Non è che questo disco non possa essere ascoltato e magari non possa piacere anche a chi al death/doom di matrice che mi piace definire, classica non sia avvezzo: lungi da me dall’affermare che si debba far parte di qualche consorteria per percepirne il valore. Solo, ovviamente, bisogna essere consci che le canzoni degli October Tide vanno ascoltate secondo una certa predisposizione mentale che possa portarle a essere apprezzate dopo ripetuti ascolti, visto che di episodi di spicco, o che quantomeno saltano subito all’orecchio, ce ne sono pochi. Se non uno solo, ovvero “Emptiness Fullfilled”: una canzone che investe l’ascoltatore con ondate di sensazioni frustranti e angosciose, che trascinano per tutta la durata dei suoi sette minuti circa, mettendo in evidenza un doom di gran classe con qualche punto di contatto con il funeral, seppure costruito secondo una radice death melodica che molto presto sfocia in una parte centrale suonata con semplicità, pur essendo molto efficace nella sua cupezza. 

Per il resto invece, i brani suonano legati gli uni agli altri, e questo forse è il filo conduttore di “Tunnel Of No Light” con i precedenti lavori della band, fatta eccezione per “A Thin Shell”, episodio a parte. Inutile negare, perché sarebbe ridicolo, che le influenze di tutta quella scuola di genere, lo ribadisco, che anche i primi Katatonia hanno contribuito a rendere tale (non dimentichiamo, a proposito, che gli October Tide in origine non erano altro che una specie di side-project di Jonas Renkse e Fred Norrman, entrambi componenti all’epoca dei Katatonia stessi, e anche oggi, seppur Renkse sia fuori dal progetto, evidentemente non per divergenze artistiche, in quest’album ha collaborato), ci sono e vengono messe perfettamente in evidenza in brani come “Caught In Silence” e “Watching The Drowners”, soprattutto per quanto riguarda la parte strumentale e le classiche chitarre con i riff distorti che si susseguono come parte di una catena senza fine.

In “Tunnel Of No Light” però tutto viene estremizzato e reso più lugubre, lavorando molto sull’atmosfera che se ne ricava di gusto plumbeo, ossessivo e monolitico. In tal senso, una canzone come “The Day I Dissolved” potrebbe ergersi a manifesto di tutto il disco. Durata non sfiancante (parliamo di cinque minuti), batteria lenta e incessante, cantato in growl con un tono però non troppo basso, piuttosto urlato e lacerante: tutto contribuisce alla riuscita di un brano che, secondo me, gli amanti del genere apprezzeranno. Ma se così non fosse c’è anche spazio per episodi un po’ più tirati (ma non esageriamo nel definirli tali: parliamo comunque sempre di composizioni dalla struttura graniticamente doom, non ci piove in questo), come in “In Hopeless Pursuit” dove forse spicca di più il lavoro di Norrman e dove probabilmente l’influenza delle band citate più si fa sentire. 

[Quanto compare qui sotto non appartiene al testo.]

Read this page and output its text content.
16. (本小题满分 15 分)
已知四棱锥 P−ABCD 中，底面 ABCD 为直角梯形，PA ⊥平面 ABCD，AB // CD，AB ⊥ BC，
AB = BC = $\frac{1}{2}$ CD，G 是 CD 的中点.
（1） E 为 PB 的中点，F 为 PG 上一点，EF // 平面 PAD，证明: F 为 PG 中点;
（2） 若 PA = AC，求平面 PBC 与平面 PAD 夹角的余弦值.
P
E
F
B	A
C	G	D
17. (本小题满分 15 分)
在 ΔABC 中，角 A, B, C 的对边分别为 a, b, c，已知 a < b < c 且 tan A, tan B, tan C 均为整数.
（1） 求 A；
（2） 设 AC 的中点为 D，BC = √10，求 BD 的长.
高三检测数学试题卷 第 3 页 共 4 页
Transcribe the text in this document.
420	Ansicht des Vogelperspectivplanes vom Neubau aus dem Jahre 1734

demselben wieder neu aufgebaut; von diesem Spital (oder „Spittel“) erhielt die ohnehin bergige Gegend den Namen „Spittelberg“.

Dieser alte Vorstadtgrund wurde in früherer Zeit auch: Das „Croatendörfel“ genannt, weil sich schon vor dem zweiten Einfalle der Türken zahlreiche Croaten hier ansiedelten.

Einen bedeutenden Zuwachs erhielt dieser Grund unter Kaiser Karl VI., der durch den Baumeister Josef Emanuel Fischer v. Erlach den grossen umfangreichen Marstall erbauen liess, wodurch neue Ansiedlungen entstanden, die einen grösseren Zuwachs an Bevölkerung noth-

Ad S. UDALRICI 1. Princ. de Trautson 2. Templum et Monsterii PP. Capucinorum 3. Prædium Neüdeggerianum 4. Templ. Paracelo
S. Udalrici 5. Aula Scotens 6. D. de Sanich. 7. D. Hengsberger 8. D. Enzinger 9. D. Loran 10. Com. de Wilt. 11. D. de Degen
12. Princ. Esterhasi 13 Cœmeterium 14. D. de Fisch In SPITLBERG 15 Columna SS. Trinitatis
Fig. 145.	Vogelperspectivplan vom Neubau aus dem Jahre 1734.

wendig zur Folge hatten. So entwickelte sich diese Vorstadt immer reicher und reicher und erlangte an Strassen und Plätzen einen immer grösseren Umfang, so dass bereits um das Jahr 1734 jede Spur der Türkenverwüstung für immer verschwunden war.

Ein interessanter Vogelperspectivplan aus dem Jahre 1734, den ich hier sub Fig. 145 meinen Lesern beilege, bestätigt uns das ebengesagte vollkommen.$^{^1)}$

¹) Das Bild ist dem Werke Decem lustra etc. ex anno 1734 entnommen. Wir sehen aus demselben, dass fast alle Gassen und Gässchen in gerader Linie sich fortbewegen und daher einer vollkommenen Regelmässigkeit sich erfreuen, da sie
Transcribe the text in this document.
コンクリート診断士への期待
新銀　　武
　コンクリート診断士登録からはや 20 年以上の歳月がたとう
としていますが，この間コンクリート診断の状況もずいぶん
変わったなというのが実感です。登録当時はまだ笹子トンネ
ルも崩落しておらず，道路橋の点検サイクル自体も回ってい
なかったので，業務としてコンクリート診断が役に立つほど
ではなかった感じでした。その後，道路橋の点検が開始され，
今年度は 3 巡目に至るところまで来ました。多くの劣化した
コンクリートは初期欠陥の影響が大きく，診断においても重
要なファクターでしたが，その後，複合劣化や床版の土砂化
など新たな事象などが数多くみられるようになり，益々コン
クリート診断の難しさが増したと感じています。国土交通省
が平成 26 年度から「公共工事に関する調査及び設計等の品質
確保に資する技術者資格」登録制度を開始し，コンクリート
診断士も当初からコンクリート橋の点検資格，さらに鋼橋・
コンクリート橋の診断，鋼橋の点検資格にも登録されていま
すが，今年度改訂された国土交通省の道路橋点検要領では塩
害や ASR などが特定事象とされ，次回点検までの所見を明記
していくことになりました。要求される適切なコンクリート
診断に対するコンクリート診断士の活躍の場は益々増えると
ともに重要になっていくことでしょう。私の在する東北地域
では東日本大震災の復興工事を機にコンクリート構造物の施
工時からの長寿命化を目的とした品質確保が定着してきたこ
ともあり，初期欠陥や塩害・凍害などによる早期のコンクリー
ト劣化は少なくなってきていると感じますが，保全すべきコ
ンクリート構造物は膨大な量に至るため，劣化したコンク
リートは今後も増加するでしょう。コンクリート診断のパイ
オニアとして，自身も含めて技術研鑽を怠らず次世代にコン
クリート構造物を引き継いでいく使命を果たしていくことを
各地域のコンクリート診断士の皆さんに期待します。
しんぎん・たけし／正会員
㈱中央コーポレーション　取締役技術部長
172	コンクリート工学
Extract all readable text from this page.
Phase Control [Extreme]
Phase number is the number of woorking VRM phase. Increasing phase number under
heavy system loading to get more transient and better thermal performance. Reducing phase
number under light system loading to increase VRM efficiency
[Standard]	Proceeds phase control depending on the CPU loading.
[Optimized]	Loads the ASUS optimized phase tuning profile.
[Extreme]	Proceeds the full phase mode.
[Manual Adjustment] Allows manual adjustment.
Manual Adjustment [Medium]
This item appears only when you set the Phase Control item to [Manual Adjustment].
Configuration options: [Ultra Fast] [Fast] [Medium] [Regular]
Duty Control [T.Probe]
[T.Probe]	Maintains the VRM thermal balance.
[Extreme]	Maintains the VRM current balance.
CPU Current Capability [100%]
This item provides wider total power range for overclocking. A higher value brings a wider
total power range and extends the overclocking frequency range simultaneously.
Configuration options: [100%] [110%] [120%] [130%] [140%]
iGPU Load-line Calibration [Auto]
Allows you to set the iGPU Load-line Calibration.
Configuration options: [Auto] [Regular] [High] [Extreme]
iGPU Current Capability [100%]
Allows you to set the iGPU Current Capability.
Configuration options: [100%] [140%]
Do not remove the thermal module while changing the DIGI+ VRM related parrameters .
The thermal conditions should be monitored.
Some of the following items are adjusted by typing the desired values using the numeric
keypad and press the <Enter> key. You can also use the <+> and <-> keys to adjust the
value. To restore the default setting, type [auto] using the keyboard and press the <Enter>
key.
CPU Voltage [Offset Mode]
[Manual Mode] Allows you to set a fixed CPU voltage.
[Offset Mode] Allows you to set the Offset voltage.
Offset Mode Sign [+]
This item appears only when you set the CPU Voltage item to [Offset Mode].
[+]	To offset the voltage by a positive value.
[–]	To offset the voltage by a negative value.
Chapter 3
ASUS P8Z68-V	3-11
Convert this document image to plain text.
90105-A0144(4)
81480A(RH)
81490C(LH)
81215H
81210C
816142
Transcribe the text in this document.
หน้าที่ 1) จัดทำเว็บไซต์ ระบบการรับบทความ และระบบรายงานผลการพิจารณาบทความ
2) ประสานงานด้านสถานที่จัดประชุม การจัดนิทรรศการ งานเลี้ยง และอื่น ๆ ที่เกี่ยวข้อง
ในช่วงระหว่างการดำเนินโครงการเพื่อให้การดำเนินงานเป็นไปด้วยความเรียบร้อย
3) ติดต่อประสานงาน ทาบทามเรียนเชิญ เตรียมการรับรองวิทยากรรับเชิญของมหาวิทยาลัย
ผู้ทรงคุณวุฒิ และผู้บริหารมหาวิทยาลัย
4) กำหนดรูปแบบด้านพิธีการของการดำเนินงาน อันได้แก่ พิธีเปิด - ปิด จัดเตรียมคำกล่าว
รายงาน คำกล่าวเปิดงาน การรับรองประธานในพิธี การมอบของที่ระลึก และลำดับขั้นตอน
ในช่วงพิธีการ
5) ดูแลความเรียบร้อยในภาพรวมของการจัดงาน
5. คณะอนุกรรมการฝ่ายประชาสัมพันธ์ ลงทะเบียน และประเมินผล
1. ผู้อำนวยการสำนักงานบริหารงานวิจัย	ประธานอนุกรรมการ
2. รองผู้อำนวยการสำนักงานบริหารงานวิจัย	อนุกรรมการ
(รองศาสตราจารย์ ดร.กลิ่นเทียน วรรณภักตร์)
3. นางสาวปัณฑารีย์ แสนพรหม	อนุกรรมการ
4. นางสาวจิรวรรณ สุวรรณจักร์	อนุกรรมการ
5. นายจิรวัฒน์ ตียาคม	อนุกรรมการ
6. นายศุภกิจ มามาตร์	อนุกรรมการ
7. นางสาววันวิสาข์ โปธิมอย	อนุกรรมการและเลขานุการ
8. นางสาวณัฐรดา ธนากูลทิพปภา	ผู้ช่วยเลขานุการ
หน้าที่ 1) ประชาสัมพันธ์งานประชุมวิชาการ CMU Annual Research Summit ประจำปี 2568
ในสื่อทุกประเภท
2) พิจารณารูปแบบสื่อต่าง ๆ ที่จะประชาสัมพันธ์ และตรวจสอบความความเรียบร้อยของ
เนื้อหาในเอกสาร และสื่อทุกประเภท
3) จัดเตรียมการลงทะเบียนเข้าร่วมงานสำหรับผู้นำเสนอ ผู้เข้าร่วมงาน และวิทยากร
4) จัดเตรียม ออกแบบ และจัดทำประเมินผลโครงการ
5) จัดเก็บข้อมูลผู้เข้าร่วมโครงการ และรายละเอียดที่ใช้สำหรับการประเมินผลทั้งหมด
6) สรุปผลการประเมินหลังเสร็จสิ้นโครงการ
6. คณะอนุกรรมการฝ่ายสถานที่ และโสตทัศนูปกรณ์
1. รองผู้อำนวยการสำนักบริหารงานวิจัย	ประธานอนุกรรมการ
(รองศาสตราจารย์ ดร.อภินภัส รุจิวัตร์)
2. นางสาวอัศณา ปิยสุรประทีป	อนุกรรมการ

Dunque alla fine direi che il risultato finale di questo disco è un amalgama di generi e ispirazioni differenti che certamente, bisogna essere onesti nel dirlo, non spiccano in originalità, ma seppure la direzione di questa band è ben delineata e ormai anni di attività (seppure in sordina, seppur discontinui) lo dimostrano. C’è spazio per godere della loro musica, perché viene magistralmente eseguita, e perché il sentimento che questa vuole trasmettere viene ben recepito dall’ascoltatore, e questo non è da tutti. 

Per quanto mi riguarda la loro miglior prova di sempre è rappresentata dal loro esordio “Grey Dawn” (ancora oggi per me è un piacere ascoltare la canzone che dà il titolo al disco), forse però quelli erano altri tempi e altre sensibilità erano maggiormente coinvolte; questo però non toglie valore a quanto gli October Tide, pure grazie all’eccellente e originale prova del nuovo cantante Alexander Högbom, in quest’album hanno fatto. Il voto che esprimo quindi, è da intendersi come paragone per quanto la band ha fatto precedentemente, limite che purtroppo non si riesce a mettere da parte, visti i trascorsi del gruppo stesso. Oggettivamente, questo è un album per estimatori del doom. Un lavoro di classe.